Et Devedjian ? Le vieux Omar a révisé, « fils d’un arménien de Turquie ayant fui le génocide pour se réfugier en France, la même Turquie par laquelle passent les réfugiés syriens pour aller en France. » Le vieux Omar connait ses dossiers, « Devedjian a été militant de l’Extrême-droite dans sa jeunesse, militant dans des milieux qui ont toujours contre l’indépendance algérienne. » Oui, la mémoire. Tout le monde l’oublie. En 1923, la Syrie accueillait 20.000 réfugiés grecs affamés mais sans dette extérieure, puis 10.000 réfugiés irakiens en 2008, ceux-ci chassés par l’invasion américaine.
On veux des noms
Mais les Juifs algériens sont-ils juifs ? Shlomo Sand, historien israélien et professeur à Tel Aviv en doute. Pour lui, les Séfarades, c’est-à-dire les Juifs du Maghreb, ne sont pas Juifs au sens ethnique du terme et n’ont pas de filiation directe avec les anciens Hébreux. Ce sont des Berbères d’Afrique du Nord qui ont épousé la religion juive. Les noms d’ailleurs l’indiquent bien, pour ne citer que les plus célèbres, Aflellou signifie le coquelicot en Berbère, Zemmour désigne l’olivier, Lellouche et Allouche l’agneau et Mesguich vient d’une tribu berbère de Constantine, les Sidi Mezguich. « L’Algérie a donné beaucoup de stars à la France », résume le vieux Omar en s’attardant à regarder la population hétéroclite arpenter le Djama Lihoud, là même où Phéniciens, Romains, Byzantins, Vandales, Espagnoles, Turcs et Français sont passés.
« La France ? » fait semblant de s’étonner le vieux Omar en comptant sur ses doigts pour montrer la multitude.

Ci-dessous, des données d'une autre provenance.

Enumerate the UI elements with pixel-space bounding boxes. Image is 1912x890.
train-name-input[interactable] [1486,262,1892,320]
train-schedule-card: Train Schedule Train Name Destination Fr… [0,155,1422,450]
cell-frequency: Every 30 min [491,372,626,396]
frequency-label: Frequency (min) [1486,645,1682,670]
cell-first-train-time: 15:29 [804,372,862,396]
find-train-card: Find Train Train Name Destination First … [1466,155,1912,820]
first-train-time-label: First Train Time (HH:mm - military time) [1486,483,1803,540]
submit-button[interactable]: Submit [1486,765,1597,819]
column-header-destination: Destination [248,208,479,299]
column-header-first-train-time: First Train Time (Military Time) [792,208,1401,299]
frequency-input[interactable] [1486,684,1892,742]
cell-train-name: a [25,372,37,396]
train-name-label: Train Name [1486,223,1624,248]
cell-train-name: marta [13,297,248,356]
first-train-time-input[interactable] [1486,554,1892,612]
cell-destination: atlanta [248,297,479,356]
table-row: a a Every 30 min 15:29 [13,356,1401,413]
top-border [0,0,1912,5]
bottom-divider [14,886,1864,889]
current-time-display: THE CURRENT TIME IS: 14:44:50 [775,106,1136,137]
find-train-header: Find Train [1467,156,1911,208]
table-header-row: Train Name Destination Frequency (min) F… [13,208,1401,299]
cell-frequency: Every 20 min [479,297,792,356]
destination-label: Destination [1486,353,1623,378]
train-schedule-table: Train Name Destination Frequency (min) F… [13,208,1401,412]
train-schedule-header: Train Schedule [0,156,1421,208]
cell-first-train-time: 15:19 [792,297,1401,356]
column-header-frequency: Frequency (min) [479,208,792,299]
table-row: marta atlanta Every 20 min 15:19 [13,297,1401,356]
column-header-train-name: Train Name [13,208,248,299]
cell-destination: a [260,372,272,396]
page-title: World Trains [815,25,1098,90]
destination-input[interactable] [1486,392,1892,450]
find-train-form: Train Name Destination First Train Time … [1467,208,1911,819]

Jacques Attali, fils d’un tailleur juif de la Casbah, les Ghenassia, qui ont donné Gaston Ghenassia, plus connu sous le nom Enrico Macias, ou Jean François Coppé, fils de Monique Ghenassia, Juive d’Alger. Les Benichou, Bensoussan, Cherki, les Partouche des casinos du même nom. Chekroun désigne les roux, Djaoui désigne l’encens, Chemla signifie ceinture, les Juifs qui en portaient souvent à leurs pantalons étant souvent désignés ainsi. El Kabach, c’est le mouton, El Krief l’agneau, Elkaïm, l’intendant, Hanouna vient de tendre, en Arabe, Memmi signifie bébé en Berbère, Nacache, sculpteur et Tordjman, traducteur. Les Timsit, Bacri, Halimi et Bellaïche, les Cohen et les Levy comme Bernard Henri Lévy, faiseur de guerre né à Beni Saf dans l’Ouest algérien. Ou les Benamou, Benguigui, Darmon et même Guetta, d’une tribu berbère marocaine dont David Guetta est le descendant sonore.
Terminologie fluctuante
Combien de Juifs algériens dans le monde ? Combien d’étrangers en Algérie ? Tout dépend de la terminologie. Un Juif algérien est Français. Mais quand un Africain s’installe en France, c’est un migrant, ou pire, un immigré et s’il vient de Syrie c’est un réfugié. Quand un Européen s’installe en Afrique, c’est un expat, qui ne fuit pas le chômage mais court après des avantages. « Les Français nous ont pris nos Juifs, ils nous rendent des expatriés », reprend le vieux Omar.
Mais c’est quelle race un expatrié ? Un croisement de plusieurs races, élevé en milieu d’affaires et qui désigne celui qui est payé 10 fois le salaire d’un local.